Mab's orbit was thought to be heavily perturbed. At one point, its location shifted from where it was expected to be by 100 km in as little as six days. One idea proposed to explain this is that it is pulled on by a number of undetected moonlets that share its orbit. Later it was found that the apparent orbital variation was due to an instrumental error.

== Physical characteristics ==
The size of Mab is not precisely known and has not been measured, so it is inferred by assuming the albedo to be similar to that of one of Mab's neighbouring moons, those being Puck and Miranda. If it is as dark as Puck (albedo 10%), it would be about 12 km in radius. On the other hand, if it has a relatively bright surface like the neighbouring moon Miranda (albedo 46%), it would have a radius of 6 km. This would be smaller than Cupid and make it one of the smallest Uranian satellites.

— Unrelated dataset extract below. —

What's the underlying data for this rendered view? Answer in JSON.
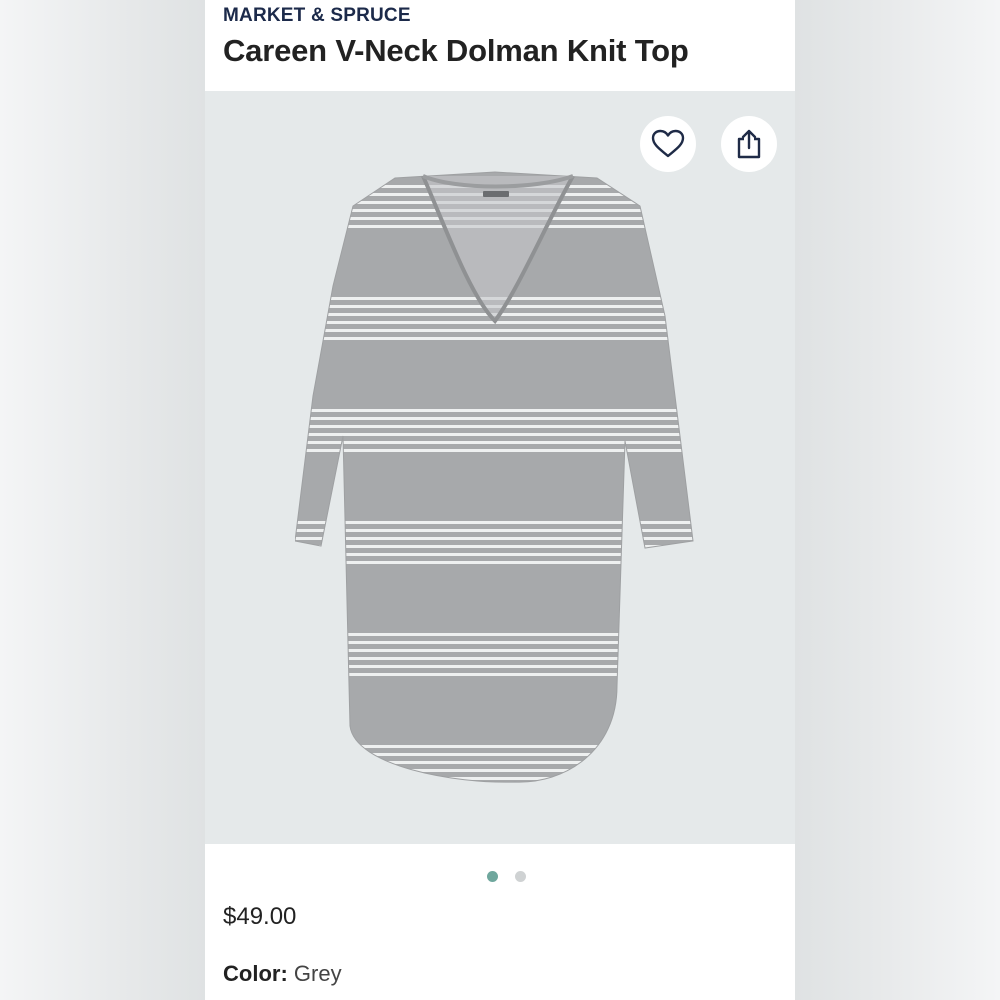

A study in 2006 reported observations with the Keck telescope failed to detect Mab in the near-infrared (2.2 μm). They hypothesized that Mab was covered in ice, similar to the classical moons of Uranus, making its radius in the range of 6-8 km. Another observing group in 2019, using the same telescope, again failed to find Mab in the ~1.6 μm range. They proposed that Mab's non-detection at both these wavelengths could be explained by the presence of water ice, as it has dark absorption bands at ~1.5 μm and ~2.0 μm, supporting a smaller icy body. Infrared observations published in 2023 finally managed to detect Mab in the near-infrared with the Keck telescope, by integrating multiple images together using the shift-and-stack method. Their results favoured Mab being a 6 km radius body with a brighter, Miranda-like surface that is rich in water ice; though it could not fully leave out the possibility of it being a 12 km radius body with a dark, Puck-like surface.

Mab also appears spectrally blue, like Miranda, indicative of water ice. Its spectral slope is the only one among the inner moons of Uranus that is similar to Miranda's.